Sheldon M. Retchin, CEO of the Virginia Commonwealth University Health System in Richmond, said that the proposed rule to eliminate Medicaid Graduate Medical Education funding would lead to reductions in funding for training positions" for doctors who care for Medicaid patients. "We believe strongly that if Medicaid's support for teaching hospitals and medical schools deteriorates, then their very missions will be in great jeopardy," said Retchin, who testified on behalf of the Association of American Medical Colleges. "With 47 million Americans uninsured, and another 40 million on Medicaid, the safety net is stretched tight and teaching hospitals are holding the corners."

One of the proposed rules would limit Medicaid enrollment help for the vulnerable, said Denise Herrmann, a St. Paul, Minnesota, school nurse representing the National Association of School Nurses. "Many families served by school nurses live day-to-day and are stressed in making ends meet." They lack telephones, computers, and transportation and some are homeless. "Some are unable to read, and many are under-educated. Applying for Medicaid is an overwhelming task. School nurses identify the children who are most vulnerable and then help them find the best way to receive health care. Without Medicaid reimbursement for that type of school nursing activity, fewer needy children will receive health care services." Herrmann added that without the ability to file with Medicaid for these types of administrative expenses, some school districts will eliminate school nurse positions altogether.

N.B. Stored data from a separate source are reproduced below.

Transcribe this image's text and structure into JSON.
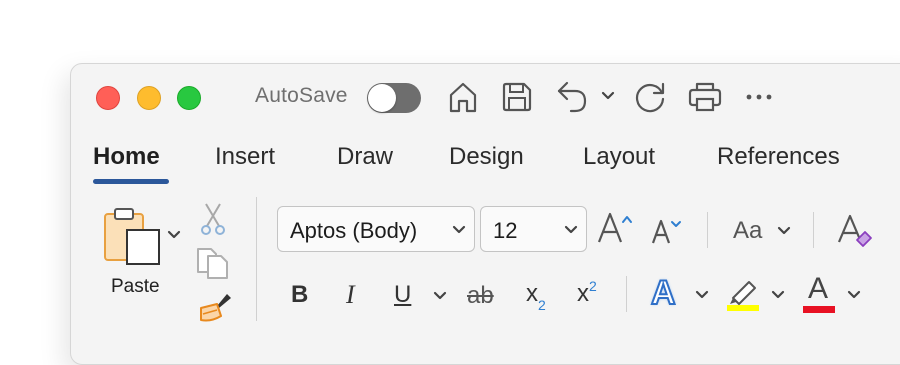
{
  "titlebar": {
    "autosave_label": "AutoSave",
    "autosave_on": false,
    "icons": [
      "home-icon",
      "save-icon",
      "undo-icon",
      "undo-dropdown-icon",
      "redo-icon",
      "print-icon",
      "more-icon"
    ]
  },
  "tabs": [
    {
      "label": "Home",
      "active": true
    },
    {
      "label": "Insert",
      "active": false
    },
    {
      "label": "Draw",
      "active": false
    },
    {
      "label": "Design",
      "active": false
    },
    {
      "label": "Layout",
      "active": false
    },
    {
      "label": "References",
      "active": false
    }
  ],
  "clipboard": {
    "paste_label": "Paste",
    "icons": [
      "clipboard-icon",
      "cut-icon",
      "copy-icon",
      "format-painter-icon"
    ]
  },
  "font": {
    "font_name": "Aptos (Body)",
    "font_size": "12",
    "change_case_label": "Aa",
    "icons": [
      "grow-font-icon",
      "shrink-font-icon",
      "change-case-icon",
      "clear-formatting-icon"
    ]
  },
  "format": {
    "bold": "B",
    "italic": "I",
    "underline": "U",
    "strikethrough": "ab",
    "subscript_base": "x",
    "subscript_mark": "2",
    "superscript_base": "x",
    "superscript_mark": "2",
    "text_effects": "A",
    "font_color_letter": "A"
  },
  "colors": {
    "highlight": "#ffff00",
    "font_color": "#e81123",
    "accent": "#2b579a",
    "sub_sup_mark": "#2f7fd1"
  }
}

However, states have a long history of devising Medicaid financing arrangements that "inappropriately increase federal Medicaid matching payments," testified Marjorie Kanoff of the Government Accountability Office. These schemes threaten the fiscal integrity of the Medicaid program, she said. Dennis Smith, head of the federal Medicaid program at the Centers for Medicare and Medicaid Services, said the proposed rules aim to protect the fiscal integrity of Medicaid.

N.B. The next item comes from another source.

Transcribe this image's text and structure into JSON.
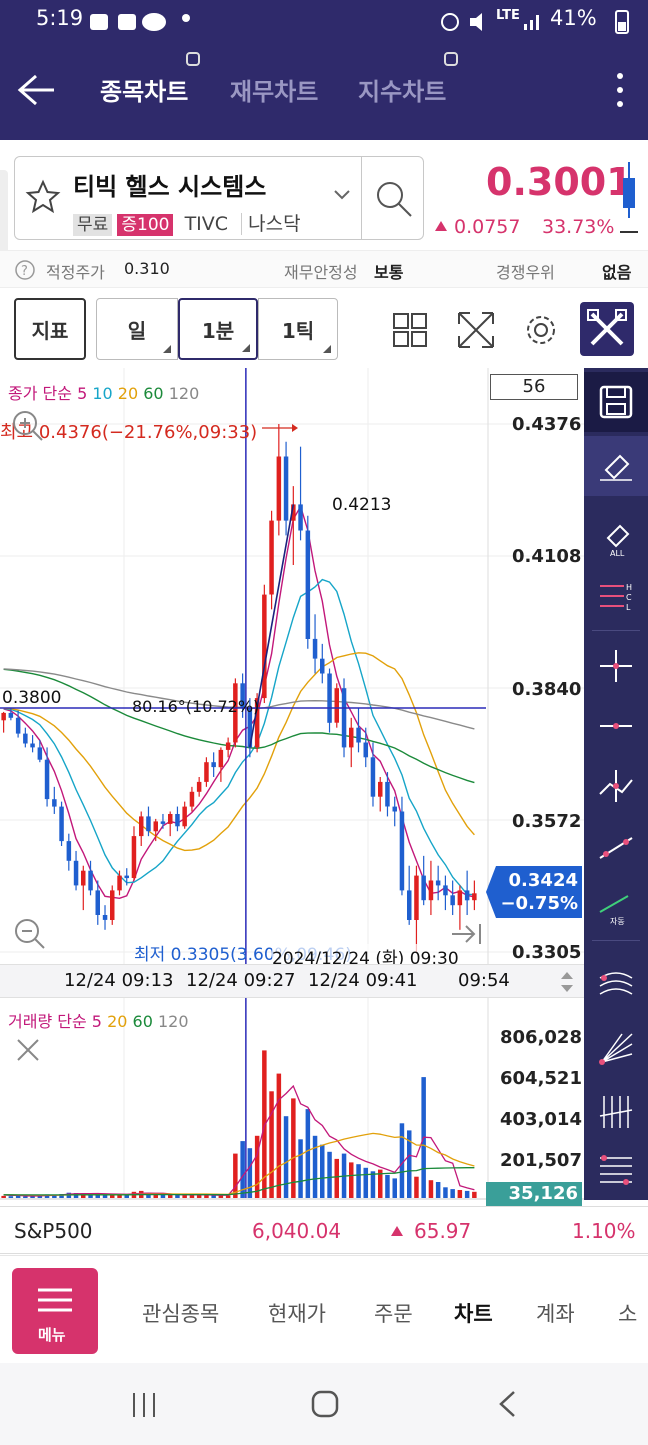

He noted that the Clinton administration also took steps to curb state schemes to inappropriately boost federal Medicaid matching payments. "We believe these rules reflect the long-standing work of CMS and others, such as GAO and the OIG [Office of the Health and Human Services Inspector General] to restore greater accountability to the Medicaid program while safeguarding limited resources for actual services to those individuals who rely on the Medicaid program," Smith said.

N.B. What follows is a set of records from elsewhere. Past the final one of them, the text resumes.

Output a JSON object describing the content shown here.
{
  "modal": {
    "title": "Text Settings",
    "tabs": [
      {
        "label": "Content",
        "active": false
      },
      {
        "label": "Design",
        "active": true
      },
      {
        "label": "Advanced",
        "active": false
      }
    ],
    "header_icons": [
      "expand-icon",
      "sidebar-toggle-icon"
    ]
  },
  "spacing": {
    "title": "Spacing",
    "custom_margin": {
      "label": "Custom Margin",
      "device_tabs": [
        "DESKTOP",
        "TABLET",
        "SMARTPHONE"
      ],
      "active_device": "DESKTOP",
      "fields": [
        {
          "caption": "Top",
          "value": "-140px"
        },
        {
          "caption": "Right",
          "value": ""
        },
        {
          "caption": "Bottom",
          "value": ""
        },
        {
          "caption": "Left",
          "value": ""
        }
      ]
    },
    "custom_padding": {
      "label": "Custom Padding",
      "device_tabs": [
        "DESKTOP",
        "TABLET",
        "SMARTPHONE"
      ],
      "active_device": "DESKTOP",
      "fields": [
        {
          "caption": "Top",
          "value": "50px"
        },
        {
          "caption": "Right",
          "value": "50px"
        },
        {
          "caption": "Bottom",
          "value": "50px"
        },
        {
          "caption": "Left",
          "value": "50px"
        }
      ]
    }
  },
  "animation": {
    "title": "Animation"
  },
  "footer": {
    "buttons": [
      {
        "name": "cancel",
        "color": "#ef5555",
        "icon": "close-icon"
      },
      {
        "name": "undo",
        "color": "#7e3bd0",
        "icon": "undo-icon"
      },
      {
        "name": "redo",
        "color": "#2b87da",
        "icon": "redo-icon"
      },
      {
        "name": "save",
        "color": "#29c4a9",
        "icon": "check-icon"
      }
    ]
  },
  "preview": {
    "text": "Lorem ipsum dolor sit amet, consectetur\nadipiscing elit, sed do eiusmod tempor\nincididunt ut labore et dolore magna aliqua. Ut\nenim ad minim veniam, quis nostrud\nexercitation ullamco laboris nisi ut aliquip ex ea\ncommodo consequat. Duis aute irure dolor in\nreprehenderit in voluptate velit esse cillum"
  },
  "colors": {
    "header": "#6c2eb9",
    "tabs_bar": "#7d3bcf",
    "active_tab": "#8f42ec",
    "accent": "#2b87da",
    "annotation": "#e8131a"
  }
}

"I think I've done what my predecessors have done," Smith said. For example, some of the activities described by Herrmann would not have been funded in the Clinton administration, he said. Medicaid reimbursement has covered things like "juvenile wilderness camps" and "small engine repair," he said. Medicaid covers the cost of direct care but "there are things that have been pushed ... beyond the edge" of what should be reimbursed. Smith added that interpretations by witnesses at the hearing of what the regulations would do go "further than what the rules actually say."

Connecticut Republican Christopher Shays expressed incredulity that the cuts made by the proposals would have such a dire effect. "I am hard pressed to know how terrible things will happen," he said. Over a five-year period, the cuts would trim just $11 billion on a total of $1.2 trillion in federal spending, he said. "I don't want to blow this hearing out of proportion." Davis of Virginia also noted that Medicaid faces huge spending increases in coming years. "A blank check just isn't going to solve it," he said.

However, Democrats said those cuts would hit those least able to withstand them, and the lawmakers appear intent on passing legislation to block the regulations—but they face the challenge of coming up with offsetting cuts or tax increases elsewhere in the federal budget to pay for the legislation if they stick to pay-as-you go budgeting rules.